Breast cancers are highly heterogeneous with different subtypes that lead to different clinical outcomes including prognosis, response to treatment and chances of recurrence and metastasis. An important task in personalized medicine is to determine the subtype for a breast cancer patient in order to provide the most effective treatment. In order to achieve this goal, integrative genomics approach has been developed recently with multiple modalities of large datasets ranging from genotypes to multiple levels of phenotypes. A major challenge in integrative genomics is how to effectively integrate multiple modalities of data to stratify the breast cancer patients. Consensus clustering algorithms have often been adopted for this purpose. However, existing consensus clustering algorithms are not suitable for the situation of integrating clustering results obtained from a mixture of numerical data and categorical data. In this work, we present a mathematical formulation for integrative clustering of multiple-source data including both numerical and categorical data to resolve the above issue. Specifically, we formulate the problem as a novel consensus clustering method called Molecular Regularized Consensus Patient Stratification (MRCPS) based on an optimization process with regularization. Unlike the traditional consensus clustering methods, MRCPS can automatically and spontaneously cluster both numerical and categorical data with any option of similarity metrics. We apply this new method by applying it on the TCGA breast cancer datasets and evaluate using both statistical criteria and clinical relevance on predicting prognosis. The result demonstrates the superiority of this method in terms of effectiveness of aggregation and differentiating patient outcomes. Our method, while motivated by the breast cancer research, is nevertheless universal for integrative genomics studies.

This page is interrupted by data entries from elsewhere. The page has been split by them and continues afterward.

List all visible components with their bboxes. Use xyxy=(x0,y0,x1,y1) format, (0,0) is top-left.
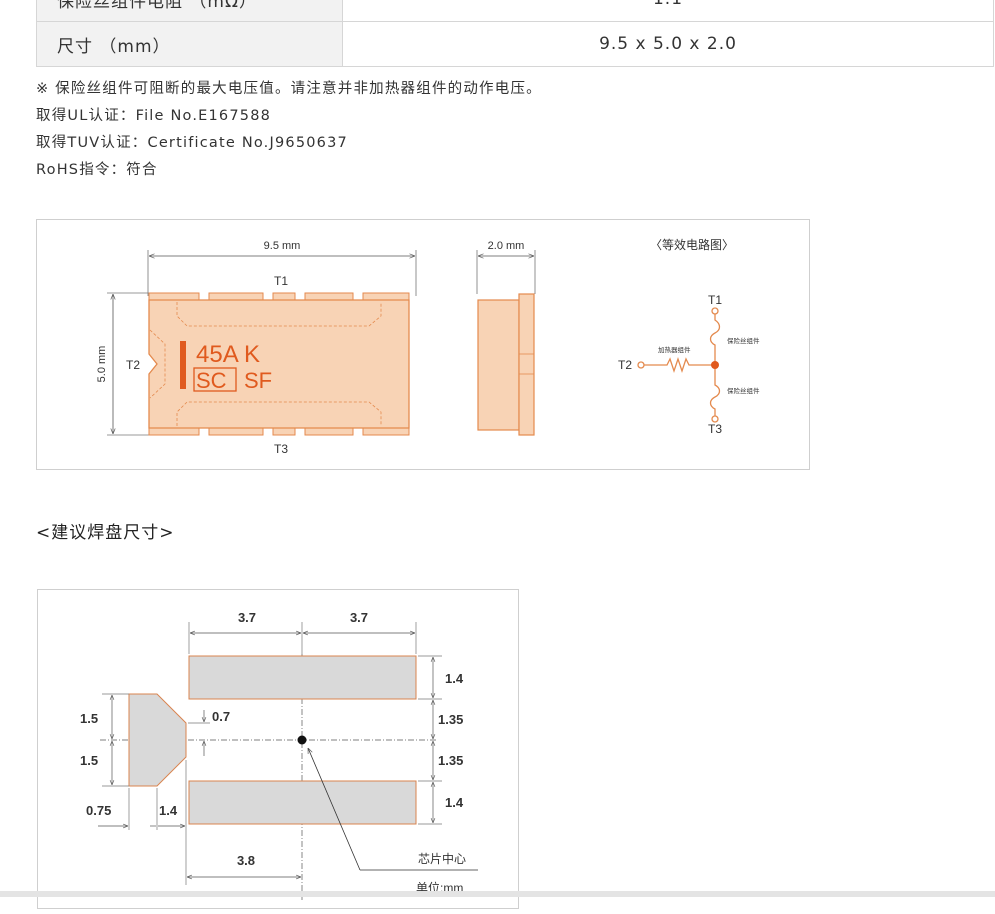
bottom-scroll-edge xyxy=(0,891,995,897)
circuit-t2-label: T2 xyxy=(618,358,632,372)
notes: ※ 保险丝组件可阻断的最大电压值。请注意并非加热器组件的动作电压。 取得UL认证… xyxy=(36,76,542,184)
marking-line1: 45A K xyxy=(196,341,260,368)
section-title: <建议焊盘尺寸> xyxy=(36,523,175,543)
spec-key: 保险丝组件电阻 （mΩ） xyxy=(36,0,343,22)
table-row: 保险丝组件电阻 （mΩ） 1.1 xyxy=(36,0,994,22)
top-terminal-tabs xyxy=(148,292,410,300)
side-view-body xyxy=(477,299,520,431)
heater-label: 加热器组件 xyxy=(658,345,691,354)
circuit-node xyxy=(711,361,719,369)
top-pad xyxy=(188,655,417,700)
note-tuv: 取得TUV认证：Certificate No.J9650637 xyxy=(36,135,348,151)
dim-0-7: 0.7 xyxy=(212,709,230,724)
dim-1-4-top: 1.4 xyxy=(445,671,464,686)
land-pattern-svg: 3.7 3.7 1.4 1.35 1.35 1.4 1.5 1.5 0.7 0.… xyxy=(80,610,478,900)
height-dimension-label: 5.0 mm xyxy=(96,346,108,383)
chip-center-label: 芯片中心 xyxy=(418,851,466,866)
polarity-bar xyxy=(180,341,186,389)
circuit-t3-label: T3 xyxy=(708,422,722,436)
side-view-terminal xyxy=(518,293,535,436)
spec-value: 1.1 xyxy=(342,0,994,22)
table-row: 尺寸 （mm） 9.5 x 5.0 x 2.0 xyxy=(36,21,994,67)
circuit-lines xyxy=(637,307,721,423)
land-pattern-diagram: 3.7 3.7 1.4 1.35 1.35 1.4 1.5 1.5 0.7 0.… xyxy=(37,589,519,909)
component-diagram-svg: 9.5 mm 5.0 mm T1 T2 T3 45A K SC SF 2.0 m… xyxy=(96,237,760,456)
dim-1-4-bottom: 1.4 xyxy=(445,795,464,810)
bottom-pad xyxy=(188,780,417,825)
left-pad xyxy=(128,693,187,787)
spec-table: 保险丝组件电阻 （mΩ） 1.1 尺寸 （mm） 9.5 x 5.0 x 2.0 xyxy=(36,0,994,67)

乳腺癌具有高度异质性,存在不同亚型,这些亚型会导致不同的临床结果,包括预后、对治疗的反应以及复发和转移的几率。精准医学中的一项重要任务是确定乳腺癌患者的亚型,以便提供最有效的治疗。为了实现这一目标,最近开发了整合基因组学方法,该方法整合了从基因型到多个表型水平的多种大型数据集。整合基因组学中的一个主要挑战是如何有效地整合多模态数据以对乳腺癌患者进行分层。为此,常常采用共识聚类算法。然而,现有的共识聚类算法不适用于整合从数值数据和分类数据混合中获得的聚类结果的情况。在这项工作中,我们提出了一种用于多源数据(包括数值数据和分类数据)整合聚类的数学公式,以解决上述问题。具体而言,我们将该问题表述为一种基于正则化优化过程的新型共识聚类方法,称为分子正则化共识患者分层(MRCPS)。与传统的共识聚类方法不同,MRCPS可以使用任何相似性度量选项自动且自发地对数值数据和分类数据进行聚类。我们将这种新方法应用于TCGA乳腺癌数据集,并使用统计标准和临床相关性来评估其对预后的预测能力。结果表明,该方法在聚合有效性和区分患者预后方面具有优越性。我们的方法虽然是受乳腺癌研究启发,但对于整合基因组学研究具有通用性。